Great. And maybe just to follow on. So obviously, we've come through a period of ultra-low interest rates in recent years, that's clearly reset as inflation has been a bit of an issue. If you accept a view that rates are higher going forward than they've been for some time, do you see that as improving or enhancing the value proposition that you bring?

Julian Andrews

executive
#28

Yes, absolutely. I think certainly, as you say, in the past, when cost of debt has been very low and equity has been very abundant, when you offer a product as we do that sits somewhere between debt and equity, there hasn't been a lot of room. I think that the -- as debt costs increase or maybe normalize, I would argue, normalize back to a more sustainable level, certainly our ability to -- our pricing becomes more competitive. And I think the other point we make when we talk to potential customers is that there's a headline cost to all forms of financing, there is a headline cost and then there's sort of an all-in cost or the total cost that is there.

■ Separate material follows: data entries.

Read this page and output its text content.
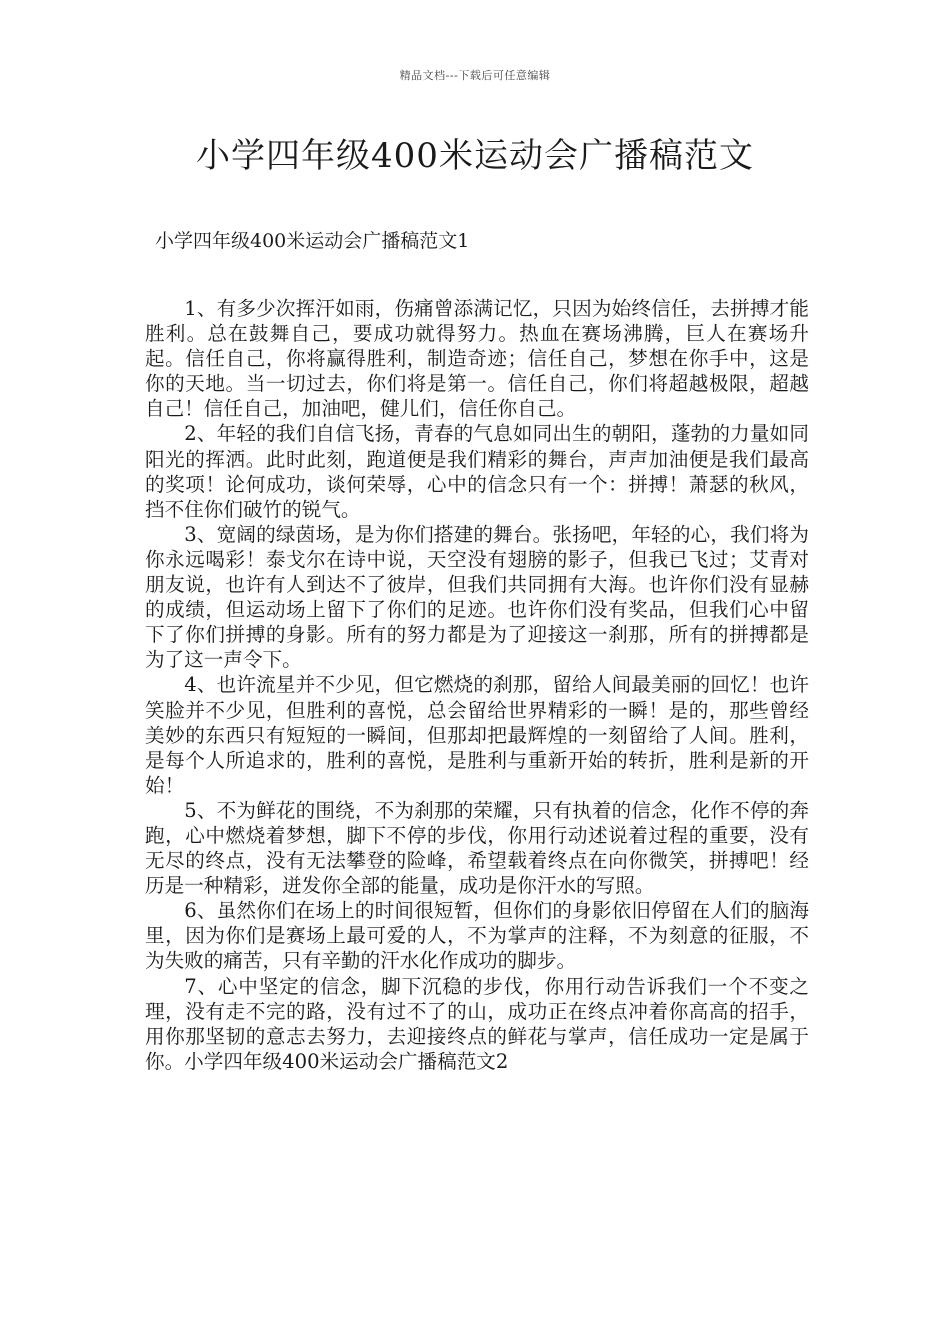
精品文档---下载后可任意编辑
小学四年级400米运动会广播稿范文
小学四年级400米运动会广播稿范文1

1、有多少次挥汗如雨，伤痛曾添满记忆，只因为始终信任，去拼搏才能胜利。总在鼓舞自己，要成功就得努力。热血在赛场沸腾，巨人在赛场升起。信任自己，你将赢得胜利，制造奇迹；信任自己，梦想在你手中，这是你的天地。当一切过去，你们将是第一。信任自己，你们将超越极限，超越自己！信任自己，加油吧，健儿们，信任你自己。

2、年轻的我们自信飞扬，青春的气息如同出生的朝阳，蓬勃的力量如同阳光的挥洒。此时此刻，跑道便是我们精彩的舞台，声声加油便是我们最高的奖项！论何成功，谈何荣辱，心中的信念只有一个：拼搏！萧瑟的秋风，挡不住你们破竹的锐气。

3、宽阔的绿茵场，是为你们搭建的舞台。张扬吧，年轻的心，我们将为你永远喝彩！泰戈尔在诗中说，天空没有翅膀的影子，但我已飞过；艾青对朋友说，也许有人到达不了彼岸，但我们共同拥有大海。也许你们没有显赫的成绩，但运动场上留下了你们的足迹。也许你们没有奖品，但我们心中留下了你们拼搏的身影。所有的努力都是为了迎接这一刹那，所有的拼搏都是为了这一声令下。

4、也许流星并不少见，但它燃烧的刹那，留给人间最美丽的回忆！也许笑脸并不少见，但胜利的喜悦，总会留给世界精彩的一瞬！是的，那些曾经美妙的东西只有短短的一瞬间，但那却把最辉煌的一刻留给了人间。胜利，是每个人所追求的，胜利的喜悦，是胜利与重新开始的转折，胜利是新的开始！

5、不为鲜花的围绕，不为刹那的荣耀，只有执着的信念，化作不停的奔跑，心中燃烧着梦想，脚下不停的步伐，你用行动述说着过程的重要，没有无尽的终点，没有无法攀登的险峰，希望载着终点在向你微笑，拼搏吧！经历是一种精彩，迸发你全部的能量，成功是你汗水的写照。

6、虽然你们在场上的时间很短暂，但你们的身影依旧停留在人们的脑海里，因为你们是赛场上最可爱的人，不为掌声的注释，不为刻意的征服，不为失败的痛苦，只有辛勤的汗水化作成功的脚步。

7、心中坚定的信念，脚下沉稳的步伐，你用行动告诉我们一个不变之理，没有走不完的路，没有过不了的山，成功正在终点冲着你高高的招手，用你那坚韧的意志去努力，去迎接终点的鲜花与掌声，信任成功一定是属于你。小学四年级400米运动会广播稿范文2
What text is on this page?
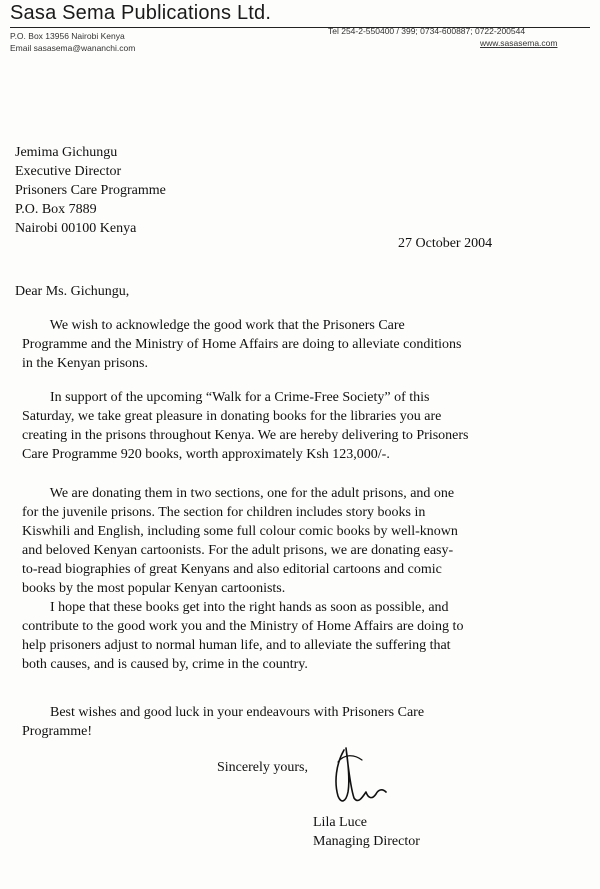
Sasa Sema Publications Ltd.
P.O. Box 13956 Nairobi Kenya
Email sasasema@wananchi.com
Tel 254-2-550400 / 399; 0734-600887; 0722-200544
www.sasasema.com
Jemima Gichungu
Executive Director
Prisoners Care Programme
P.O. Box 7889
Nairobi 00100 Kenya
27 October 2004
Dear Ms. Gichungu,
We wish to acknowledge the good work that the Prisoners Care
Programme and the Ministry of Home Affairs are doing to alleviate conditions
in the Kenyan prisons.
In support of the upcoming “Walk for a Crime-Free Society” of this
Saturday, we take great pleasure in donating books for the libraries you are
creating in the prisons throughout Kenya. We are hereby delivering to Prisoners
Care Programme 920 books, worth approximately Ksh 123,000/-.
We are donating them in two sections, one for the adult prisons, and one
for the juvenile prisons. The section for children includes story books in
Kiswhili and English, including some full colour comic books by well-known
and beloved Kenyan cartoonists. For the adult prisons, we are donating easy-
to-read biographies of great Kenyans and also editorial cartoons and comic
books by the most popular Kenyan cartoonists.
I hope that these books get into the right hands as soon as possible, and
contribute to the good work you and the Ministry of Home Affairs are doing to
help prisoners adjust to normal human life, and to alleviate the suffering that
both causes, and is caused by, crime in the country.
Best wishes and good luck in your endeavours with Prisoners Care
Programme!
Sincerely yours,
Lila Luce
Managing Director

And I think that when you look at debt, there is that headline cost, but there's also a number of other factors that come along with it around -- covenants that come with establishment costs and fees, the chance that if things don't go well, you've got to meet that fixed repayment schedule. And you maybe forced to actually go out and look for other sources of funding at exactly the wrong time for your company and all those types of costs. And once you factor those in, we argue that we provide a form of funding that's very competitive from a price perspective with that.

Operator

operator
#29

And I'm showing no further questions. So with that, I'll hand the call back over to Managing Director and CEO, Julian Andrews for any closing remarks.

Julian Andrews

executive
#30

Great. Well, thank you. Thank you, everybody, for joining the call. We appreciate your time and interest and look forward to reporting another set of strong results in the future and look forward to further conversations. Thank you.

Operator

operator
#31

Ladies and gentlemen, this concludes today's program. Thank you for participating, and you may now disconnect.